Raymond Domenech critique publiquement le remplacement d’Adrien Rabiot durant la demi-finale. Retirer « son meilleur joueur » équivaudrait selon lui à « donner le match à l’adversaire ». La France avait pourtant démarré le tournoi par trois victoires nettes: 4-1 contre la Norvège - 3-0 face à la Suède - 1-0 contre le Paraguay - puis 2-0 contre le Maroc.
Dembélé dans le viseur
Les révélations de Molina remontent à juin 2025 pour Dembélé et à août 2025 pour Rabiot. Elles dessinent un vestiaire où les alliances se recomposent brutalement. « Plus grand monde ne soutient Kylian Mbappé » - affirme le journaliste. Le retour du capitaine en équipe de France en mars 2025 aurait créé un climat tendu qui ne s’est jamais dissipé.
Dembélé serait devenu une « cible pour le ‘clan’ Mbappé ». « Ousmane, c’est l’homme à abattre » - résume Molina. L’ailier du FC Barcelone, longtemps perçu comme le « gentil Ousmane » ou le « petit Ousmane » - cristallise désormais les tensions d’un groupe divisé où les allégeances personnelles l’emportent sur la cohésion sportive.
Des attitudes mal perçues contre l’Angleterre
Trois jours après l’élimination espagnole, la France affronte l’Angleterre pour la troisième place. À la mi-temps, l’attitude de certains joueurs est « très très très mal perçue ». Adrien Rabiot ne mâche pas ses mots après le match, perdu 4-6. Il qualifie la première période d' »assez honteuse » et dénonce un comportement « assez inadmissible » de la part de plusieurs coéquipiers.
Les propos du milieu laissent entrevoir des joueurs déjà mentalement sortis du tournoi, incapables de mobiliser l’énergie nécessaire une fois l’objectif manqué. Cette déliquescence collective contraste avec le parcours espagnol: cinq victoires en phase finale, 4-0 contre l’Arabie Saoudite - 1-0 face à l’Uruguay - 3-0 contre l’Autriche - 1-0 face au Portugal - puis 2-1 contre la Belgique en demi-finale avant d’affronter la France.
Molina évoque aussi le comportement de joueurs comme Rayan Cherki pendant le Mondial 2026, sans détailler. On se souvient d’affaires similaires ayant ébranlé l’équipe de France, comme la grève de Knysna en 2010 ou les tensions entre Benzema et Valbuena en 2015, qui avaient également révélé des fractures profondes au sein du groupe tricolore.

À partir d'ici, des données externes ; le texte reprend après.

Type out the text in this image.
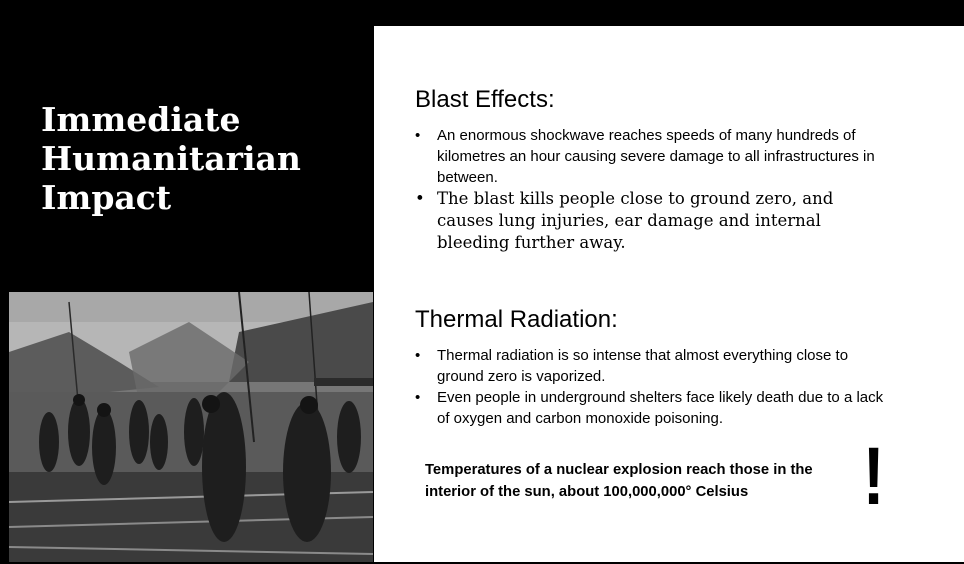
Immediate
Humanitarian
Impact
Blast Effects:
• An enormous shockwave reaches speeds of many hundreds of kilometres an hour causing severe damage to all infrastructures in between.
• The blast kills people close to ground zero, and causes lung injuries, ear damage and internal bleeding further away.
Thermal Radiation:
• Thermal radiation is so intense that almost everything close to ground zero is vaporized.
• Even people in underground shelters face likely death due to a lack of oxygen and carbon monoxide poisoning.

Temperatures of a nuclear explosion reach those in the interior of the sun, about 100,000,000° Celsius	!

Rabiot: des tensions qui débordent à Marseille
Les frustrations accumulées en sélection trouvent un écho violent à l’Olympique de Marseille. Après une défaite contre Rennes - une « bagarre de rue » de dix minutes éclate dans les vestiaires entre Adrien Rabiot et Jonathan Rowe. Gerónimo Rulli - gardien, aurait tenu des propos en espagnol envers Rowe. Rabiot intervient pour calmer, puis « met le premier coup ».
La sécurité doit intervenir. Darryl Bakola - un joueur de 17 ans - s’évanouit. L’OM exclut temporairement les deux protagonistes de l’équipe première.
Molina affirme aussi que Véronique Rabiot - mère et agente de Rabiot, aurait « arrangé la vérité » sur les négociations de prolongation de contrat avec Marseille. L’argent serait le facteur clé.